New scrap is the surplus material that is castoff during the manufacturing and fabrication of aluminium alloys. Most new scrap reaching the secondary industry comes straight from the manufacturing industry. It is usually of known quality and structure and frequently uncoated. It can therefore be melted down with slight preparation. 100% of the arising scrap is remelted by the aluminium industry.
Old scrap is aluminium material that is recovered when an aluminium item has been produced, used and finally thrown away at the end of its useful life. Such scrap could be car cylinder heads, used beverage cans, window frames from a wrecked building or old electrical conductors.
Old scrap comes to the recyclers via a very effective network of metal merchants who possess the technology to recover aluminium from household appliances, motor vehicles, etc. This is often done using heavy equipment like shredders, normally together with magnetic separators to get rid of iron, and sink-and-float installations to detach the aluminium from other materials.

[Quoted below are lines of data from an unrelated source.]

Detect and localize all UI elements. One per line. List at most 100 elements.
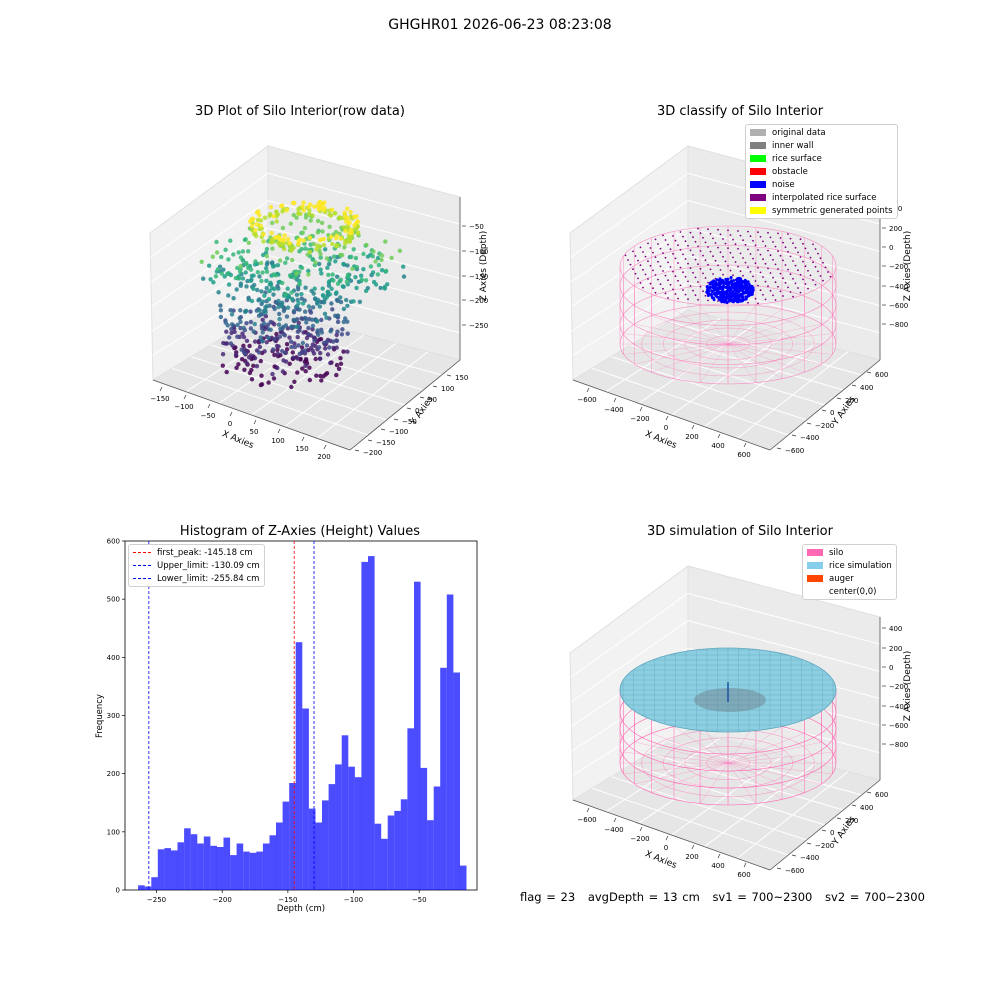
data-point — [251, 329, 256, 334]
data-point — [307, 249, 313, 254]
data-point — [244, 361, 250, 366]
data-point — [324, 295, 329, 300]
data-point — [304, 320, 309, 325]
data-point — [314, 247, 319, 252]
data-point — [343, 238, 348, 243]
data-point — [299, 265, 305, 271]
data-point — [401, 274, 407, 279]
data-point — [327, 224, 332, 229]
y-tick-label: 0 — [415, 407, 419, 415]
data-point — [240, 331, 245, 336]
data-point — [334, 332, 339, 338]
data-point — [277, 334, 283, 339]
data-point — [236, 362, 241, 367]
data-point — [291, 245, 296, 250]
legend-label: silo — [829, 547, 844, 558]
data-point — [330, 241, 335, 247]
data-point — [255, 287, 260, 293]
data-point — [328, 329, 333, 334]
data-point — [226, 257, 231, 262]
data-point — [249, 367, 254, 373]
data-point — [269, 230, 274, 236]
data-point — [329, 207, 335, 212]
data-point — [295, 356, 300, 361]
data-point — [207, 263, 212, 268]
data-point — [280, 225, 286, 231]
data-point — [345, 319, 350, 324]
data-point — [277, 311, 282, 317]
data-point — [292, 344, 298, 350]
data-point — [321, 374, 326, 379]
data-point — [219, 254, 224, 260]
data-point — [299, 291, 304, 297]
x-tick-mark — [159, 386, 163, 392]
data-point — [315, 328, 320, 333]
sv2-text: sv2 = 700~2300 — [825, 890, 925, 904]
data-point — [326, 261, 332, 267]
data-point — [345, 303, 350, 308]
legend-item: noise — [746, 178, 897, 191]
data-point — [257, 344, 263, 350]
panel1-title: 3D Plot of Silo Interior(row data) — [195, 104, 405, 119]
data-point — [264, 304, 269, 309]
data-point — [277, 258, 283, 263]
data-point — [345, 331, 350, 336]
data-point — [223, 247, 228, 252]
data-point — [308, 202, 313, 207]
y-axis-line — [349, 359, 461, 451]
data-point — [226, 282, 232, 287]
z-tick-label: −200 — [469, 297, 488, 305]
data-point — [244, 321, 249, 326]
data-point — [267, 213, 272, 218]
data-point — [306, 331, 311, 337]
data-point — [317, 261, 322, 267]
legend-item: auger — [803, 572, 896, 585]
data-point — [272, 286, 277, 292]
data-point — [338, 356, 343, 361]
data-point — [229, 312, 235, 317]
data-point — [320, 286, 325, 291]
data-point — [349, 254, 354, 260]
data-point — [256, 298, 261, 303]
data-point — [276, 344, 281, 349]
data-point — [307, 377, 312, 383]
data-point — [351, 299, 356, 304]
data-point — [307, 211, 312, 216]
data-point — [276, 322, 282, 327]
legend-label: interpolated rice surface — [772, 192, 877, 203]
panel4-title: 3D simulation of Silo Interior — [647, 524, 833, 539]
data-point — [271, 214, 276, 219]
data-point — [312, 338, 317, 343]
data-point — [314, 373, 319, 378]
data-point — [260, 330, 265, 335]
data-point — [280, 369, 286, 374]
data-point — [299, 316, 304, 321]
legend-label: obstacle — [772, 166, 808, 177]
data-point — [321, 207, 327, 213]
legend-swatch — [807, 575, 823, 582]
legend-swatch — [133, 565, 151, 566]
data-point — [235, 322, 240, 328]
data-point — [294, 271, 299, 276]
data-point — [266, 380, 271, 385]
data-point — [340, 327, 345, 332]
data-point — [261, 232, 266, 237]
data-point — [299, 246, 304, 252]
x-tick-mark — [253, 419, 257, 425]
data-point — [370, 270, 376, 275]
data-point — [319, 378, 324, 383]
data-point — [270, 260, 275, 265]
data-point — [270, 371, 275, 377]
x-tick-label: −150 — [150, 395, 169, 403]
x-tick-mark — [207, 403, 211, 409]
data-point — [300, 340, 306, 346]
data-point — [343, 316, 348, 321]
data-point — [262, 215, 268, 220]
data-point — [290, 257, 295, 263]
data-point — [336, 366, 342, 371]
data-point — [235, 265, 240, 271]
data-point — [251, 286, 256, 291]
data-point — [276, 298, 281, 304]
data-point — [354, 285, 359, 291]
data-point — [280, 203, 285, 208]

The recycling of old scrap is usually carried out by secondary aluminium refiners, while new scrap is chiefly recycled through aluminium re-melters.
Secondary aluminium refiners transform most of their materials into foundry ingot, largely based on the aluminium-silicon alloy system with trappings of other metals for instance copper and magnesium. These ingots, fabricated according to recognized national or international specifications, go into the production of aluminium cast components. A noteworthy share of the secondary aluminium refiners’ output is also transported in a molten form by road tanker to huge foundry users thus eliminating the necessity for further melting operations. Alloy ‘hardeners’ are also manufactured.